Jawed
Legend
The register file is really 256x 2048-bit registers and wouldn't need to change. That's why I'm so impressed by this idea, because all the shenanigans involved in traditional dynamic wavefront formation relating to context manipulation and fragmentation are entirely obviated.How would the register files be organized in these dynamic sized wavefront systems?
As I understand it, the current design uses three cycles to read operands (64 operands from address A, then address B and finally address C in FMA A * B + C) and a fourth to write resultants.
The 64 operand slots need to be "swizzled in time" in order to feed them into the SIMD: A, B and C 0-15, then A, B and C 16-31 etc. So GCN already has an "operand collector" to support this (not exactly a FIFO, but the lanes read from it as though it were a per-lane FIFO per operand).
This latter operation, modulated by the execution mask, then chooses which operands are delivered in the temporal predication scheme. If after four cycles of register operations (three reads, one write), when the "FIFO" is ready to deliver operands to the instruction that's about to start, there are only two operands in a specific lane, then that lane runs at half speed.
In GCN as it currently exists there has to be some kind of resultant collector, so that a single write cycle can send all 64 resultants to the register file. The resultants arrive in this collector over four cycles, but need to be written coherently as a single operation in a single cycle to a single address (with masking for resultants that should not be written - GCN already has masking for resultant writes, completely distinct from predication).
Similarly, in the temporal predication scheme, the resultant "FIFO" (it's just a buffer, but the document talks about a FIFO), modulated by the execution mask, enables delivery of resultants to the correct subset of registers. This would be a minor change to the existing design.
Couple these two collectors with a forwarding network so that resultants can be consumed by the immediately successive instruction and you have a drop in replacement for the existing pipeline that uses two collectors and a forwarding network
It's not merely branchy code but also supports wavefronts where not all lanes have meaningful data, e.g. quads with less then four active fragments.It is easy to see the potential improvements of utilization (in branchy code).

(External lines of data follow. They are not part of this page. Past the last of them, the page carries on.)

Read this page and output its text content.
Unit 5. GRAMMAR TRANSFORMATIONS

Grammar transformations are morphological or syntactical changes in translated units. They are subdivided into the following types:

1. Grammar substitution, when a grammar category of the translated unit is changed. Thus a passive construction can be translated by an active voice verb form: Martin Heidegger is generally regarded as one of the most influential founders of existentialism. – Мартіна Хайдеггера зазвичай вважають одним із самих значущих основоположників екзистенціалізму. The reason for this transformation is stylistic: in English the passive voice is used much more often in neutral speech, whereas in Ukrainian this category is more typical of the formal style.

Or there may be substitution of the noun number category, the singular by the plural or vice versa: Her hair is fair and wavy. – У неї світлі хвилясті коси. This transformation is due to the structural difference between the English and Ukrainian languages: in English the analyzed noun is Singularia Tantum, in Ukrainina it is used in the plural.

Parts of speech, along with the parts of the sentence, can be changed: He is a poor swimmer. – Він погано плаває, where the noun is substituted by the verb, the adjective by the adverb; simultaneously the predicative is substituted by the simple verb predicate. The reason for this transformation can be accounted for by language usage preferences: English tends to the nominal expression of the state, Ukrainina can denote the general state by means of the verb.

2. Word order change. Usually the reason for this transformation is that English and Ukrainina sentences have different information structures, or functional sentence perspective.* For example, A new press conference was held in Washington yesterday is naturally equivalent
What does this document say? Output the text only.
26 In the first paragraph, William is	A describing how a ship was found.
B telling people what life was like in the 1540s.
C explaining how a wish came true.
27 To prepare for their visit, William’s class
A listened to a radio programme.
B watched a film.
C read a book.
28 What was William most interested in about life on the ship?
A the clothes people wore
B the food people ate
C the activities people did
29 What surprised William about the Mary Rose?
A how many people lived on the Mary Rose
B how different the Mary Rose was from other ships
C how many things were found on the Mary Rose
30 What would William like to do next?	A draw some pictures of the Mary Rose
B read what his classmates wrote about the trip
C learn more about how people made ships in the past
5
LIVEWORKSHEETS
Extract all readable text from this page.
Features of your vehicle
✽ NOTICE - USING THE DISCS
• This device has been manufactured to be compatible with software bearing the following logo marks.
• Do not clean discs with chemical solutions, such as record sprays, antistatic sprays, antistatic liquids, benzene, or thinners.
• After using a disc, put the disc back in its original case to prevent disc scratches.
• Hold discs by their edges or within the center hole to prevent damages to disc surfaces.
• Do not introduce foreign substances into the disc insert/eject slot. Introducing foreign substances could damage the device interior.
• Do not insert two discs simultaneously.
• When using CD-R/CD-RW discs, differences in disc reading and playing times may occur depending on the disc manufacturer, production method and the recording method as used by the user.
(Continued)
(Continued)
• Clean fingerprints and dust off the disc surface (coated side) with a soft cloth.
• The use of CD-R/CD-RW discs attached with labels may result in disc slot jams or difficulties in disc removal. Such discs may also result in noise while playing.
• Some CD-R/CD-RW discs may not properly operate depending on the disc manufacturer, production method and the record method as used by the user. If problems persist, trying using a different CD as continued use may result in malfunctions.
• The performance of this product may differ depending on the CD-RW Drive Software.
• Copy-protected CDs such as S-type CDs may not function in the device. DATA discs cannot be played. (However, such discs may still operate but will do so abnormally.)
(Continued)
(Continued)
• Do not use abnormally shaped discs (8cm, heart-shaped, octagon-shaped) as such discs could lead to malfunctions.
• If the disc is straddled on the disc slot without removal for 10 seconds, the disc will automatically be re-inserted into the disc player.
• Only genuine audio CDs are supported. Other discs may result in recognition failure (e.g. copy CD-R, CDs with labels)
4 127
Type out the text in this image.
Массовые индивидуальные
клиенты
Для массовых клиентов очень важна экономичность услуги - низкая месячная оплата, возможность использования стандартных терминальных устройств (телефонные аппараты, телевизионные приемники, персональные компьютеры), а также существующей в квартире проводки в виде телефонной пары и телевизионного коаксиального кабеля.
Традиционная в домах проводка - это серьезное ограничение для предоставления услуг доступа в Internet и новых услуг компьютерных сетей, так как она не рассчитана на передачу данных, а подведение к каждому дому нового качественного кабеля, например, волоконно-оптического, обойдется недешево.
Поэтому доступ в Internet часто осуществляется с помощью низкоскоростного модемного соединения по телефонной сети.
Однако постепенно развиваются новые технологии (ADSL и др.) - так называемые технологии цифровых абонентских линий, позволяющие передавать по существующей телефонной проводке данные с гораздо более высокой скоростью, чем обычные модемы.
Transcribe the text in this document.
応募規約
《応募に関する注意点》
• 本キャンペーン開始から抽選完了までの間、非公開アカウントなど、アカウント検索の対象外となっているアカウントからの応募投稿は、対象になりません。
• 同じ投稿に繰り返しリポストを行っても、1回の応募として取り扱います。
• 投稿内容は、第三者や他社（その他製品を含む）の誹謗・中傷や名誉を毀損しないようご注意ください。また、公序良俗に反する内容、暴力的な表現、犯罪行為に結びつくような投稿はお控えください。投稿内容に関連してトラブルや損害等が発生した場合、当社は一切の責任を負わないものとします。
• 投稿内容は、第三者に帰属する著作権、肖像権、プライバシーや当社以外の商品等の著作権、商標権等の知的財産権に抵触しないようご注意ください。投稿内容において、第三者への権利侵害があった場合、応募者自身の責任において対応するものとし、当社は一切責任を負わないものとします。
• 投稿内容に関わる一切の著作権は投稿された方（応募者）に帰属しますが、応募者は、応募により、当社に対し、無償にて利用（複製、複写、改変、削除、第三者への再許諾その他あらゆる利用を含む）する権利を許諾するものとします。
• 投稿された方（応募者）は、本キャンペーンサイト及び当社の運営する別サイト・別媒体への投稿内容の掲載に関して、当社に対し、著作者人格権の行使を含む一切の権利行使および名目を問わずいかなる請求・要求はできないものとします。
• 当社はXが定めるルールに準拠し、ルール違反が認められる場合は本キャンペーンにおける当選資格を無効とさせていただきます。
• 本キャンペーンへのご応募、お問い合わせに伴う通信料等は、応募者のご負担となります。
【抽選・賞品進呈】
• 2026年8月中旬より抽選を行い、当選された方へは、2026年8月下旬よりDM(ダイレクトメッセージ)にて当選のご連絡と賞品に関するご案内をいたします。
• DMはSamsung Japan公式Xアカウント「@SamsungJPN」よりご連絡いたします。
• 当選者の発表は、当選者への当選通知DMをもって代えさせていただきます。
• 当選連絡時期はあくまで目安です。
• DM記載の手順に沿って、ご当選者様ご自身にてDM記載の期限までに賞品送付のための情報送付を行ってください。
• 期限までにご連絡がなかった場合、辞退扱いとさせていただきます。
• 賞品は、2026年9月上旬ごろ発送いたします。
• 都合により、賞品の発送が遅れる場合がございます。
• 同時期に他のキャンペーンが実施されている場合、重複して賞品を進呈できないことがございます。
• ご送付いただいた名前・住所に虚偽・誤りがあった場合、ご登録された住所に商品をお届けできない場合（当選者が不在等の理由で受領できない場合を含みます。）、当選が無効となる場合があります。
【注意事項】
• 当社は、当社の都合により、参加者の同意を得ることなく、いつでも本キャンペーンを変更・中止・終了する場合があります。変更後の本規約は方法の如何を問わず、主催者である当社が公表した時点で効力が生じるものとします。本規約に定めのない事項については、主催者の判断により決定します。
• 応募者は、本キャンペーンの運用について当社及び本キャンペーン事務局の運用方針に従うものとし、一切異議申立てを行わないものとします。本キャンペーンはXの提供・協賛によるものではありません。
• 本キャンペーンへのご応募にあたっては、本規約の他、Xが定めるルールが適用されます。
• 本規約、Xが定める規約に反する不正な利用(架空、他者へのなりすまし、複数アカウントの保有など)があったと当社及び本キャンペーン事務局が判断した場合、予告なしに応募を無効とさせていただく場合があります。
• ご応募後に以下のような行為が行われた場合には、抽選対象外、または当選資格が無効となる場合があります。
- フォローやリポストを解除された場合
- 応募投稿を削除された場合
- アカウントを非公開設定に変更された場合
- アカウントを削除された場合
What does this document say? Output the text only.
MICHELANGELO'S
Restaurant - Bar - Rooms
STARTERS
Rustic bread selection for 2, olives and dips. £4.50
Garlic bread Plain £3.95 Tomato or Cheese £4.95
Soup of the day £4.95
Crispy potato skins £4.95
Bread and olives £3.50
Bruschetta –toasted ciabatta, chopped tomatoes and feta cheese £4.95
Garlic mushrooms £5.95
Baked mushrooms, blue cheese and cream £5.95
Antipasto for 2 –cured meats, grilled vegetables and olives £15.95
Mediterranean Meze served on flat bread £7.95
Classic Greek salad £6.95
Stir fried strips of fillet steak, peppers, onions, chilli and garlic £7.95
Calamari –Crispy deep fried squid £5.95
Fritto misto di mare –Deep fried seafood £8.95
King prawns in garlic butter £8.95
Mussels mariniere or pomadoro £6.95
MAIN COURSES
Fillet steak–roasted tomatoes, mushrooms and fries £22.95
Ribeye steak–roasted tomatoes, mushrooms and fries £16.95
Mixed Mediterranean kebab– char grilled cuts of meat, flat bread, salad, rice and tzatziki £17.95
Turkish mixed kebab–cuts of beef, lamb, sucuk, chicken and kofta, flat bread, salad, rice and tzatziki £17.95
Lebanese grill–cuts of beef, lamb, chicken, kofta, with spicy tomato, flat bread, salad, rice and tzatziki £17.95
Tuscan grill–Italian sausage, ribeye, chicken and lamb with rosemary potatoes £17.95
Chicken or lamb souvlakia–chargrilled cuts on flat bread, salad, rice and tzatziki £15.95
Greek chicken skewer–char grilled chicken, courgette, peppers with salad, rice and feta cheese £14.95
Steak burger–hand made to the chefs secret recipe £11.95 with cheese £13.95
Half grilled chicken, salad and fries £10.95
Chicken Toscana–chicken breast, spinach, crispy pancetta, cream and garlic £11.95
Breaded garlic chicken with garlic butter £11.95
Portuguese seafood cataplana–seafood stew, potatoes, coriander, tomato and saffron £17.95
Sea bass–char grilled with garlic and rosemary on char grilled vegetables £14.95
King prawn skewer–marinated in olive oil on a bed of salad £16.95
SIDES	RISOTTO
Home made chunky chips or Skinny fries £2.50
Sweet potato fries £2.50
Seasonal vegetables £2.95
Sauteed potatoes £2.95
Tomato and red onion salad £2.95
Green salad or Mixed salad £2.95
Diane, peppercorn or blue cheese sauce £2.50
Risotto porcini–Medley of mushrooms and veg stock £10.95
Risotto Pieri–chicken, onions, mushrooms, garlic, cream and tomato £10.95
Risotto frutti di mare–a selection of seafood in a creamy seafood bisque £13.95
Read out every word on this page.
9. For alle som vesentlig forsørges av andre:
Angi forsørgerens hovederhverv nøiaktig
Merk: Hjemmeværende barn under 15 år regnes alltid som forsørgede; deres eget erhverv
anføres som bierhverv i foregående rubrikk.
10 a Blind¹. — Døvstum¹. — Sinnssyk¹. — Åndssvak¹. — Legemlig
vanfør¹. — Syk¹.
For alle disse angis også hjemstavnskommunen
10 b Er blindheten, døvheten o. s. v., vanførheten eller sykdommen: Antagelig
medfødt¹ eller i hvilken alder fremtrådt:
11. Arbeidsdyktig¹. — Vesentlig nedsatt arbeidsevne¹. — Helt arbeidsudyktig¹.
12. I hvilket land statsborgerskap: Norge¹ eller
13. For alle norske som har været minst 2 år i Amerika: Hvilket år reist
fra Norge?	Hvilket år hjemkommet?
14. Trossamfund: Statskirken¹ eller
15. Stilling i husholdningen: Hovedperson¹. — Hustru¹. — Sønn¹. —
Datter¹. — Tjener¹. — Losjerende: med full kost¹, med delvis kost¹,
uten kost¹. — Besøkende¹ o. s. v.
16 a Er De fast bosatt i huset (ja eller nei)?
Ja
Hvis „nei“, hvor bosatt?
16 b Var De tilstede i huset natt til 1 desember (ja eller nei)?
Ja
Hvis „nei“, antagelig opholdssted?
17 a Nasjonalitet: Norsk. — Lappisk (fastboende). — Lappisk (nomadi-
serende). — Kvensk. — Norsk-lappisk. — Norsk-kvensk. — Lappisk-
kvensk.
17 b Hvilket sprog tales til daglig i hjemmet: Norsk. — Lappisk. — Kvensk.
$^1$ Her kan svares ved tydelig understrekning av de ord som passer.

I don't understand that conclusion. The register file is pretty dumb. One could argue that fetching a 2048-bit register when only, say, four disparate 32-bit operands are required is wasteful, but that's a different class of problem.However (if I understood properly) the register files consume more power than ALUs.
Operand and resultant collection is already a separate workload in GCN. There's more work in temporal predication, because the execution mask (or it's proxy: count of actual operands) has to modulate lane clocking and resultant routing.
In the end all that's actually sought is a net gain in power efficiency.
The "null" scenario, where the execution mask is "-1", would lead to the regulators setting up all lanes to "full speed" and the resultant write operation working without any "shuffle". That's pretty close to "no cost". But there is still temporal predication functionality (transistors) sat there "idle", consuming power, etc.Would this new design consume significantly more power in simple (non branchy) code?
The voltage regulation would appear to add power consumption regardless of whether predication was active or not. 4096 VALU lanes each with private voltage regulation seems to be about an order of magnitude more density in voltage regulation than seen anywhere else in computing (uneducated guess to be fair). On the other hand, contemporary super-efficient designs appear to feature high density voltage regulation merely to work.
A coarse grained voltage regulation architecture is going to suffer power losses simply because it's coarse grained (it's harder to distribute regulated voltages than it is to distribute unregulated voltages - impedance and latency are enemies over wide areas) and also because it's slow to react and because it results in more of the chip being supplied with the wrong voltage (or running at the wrong clock).
In general you spend transistors and increase architectural complexity because it results in more compute efficiency. See DCC as an example.
I can't see how we can quantify the pros and cons here. The proof will be in whether a GPU using this scheme is actually built.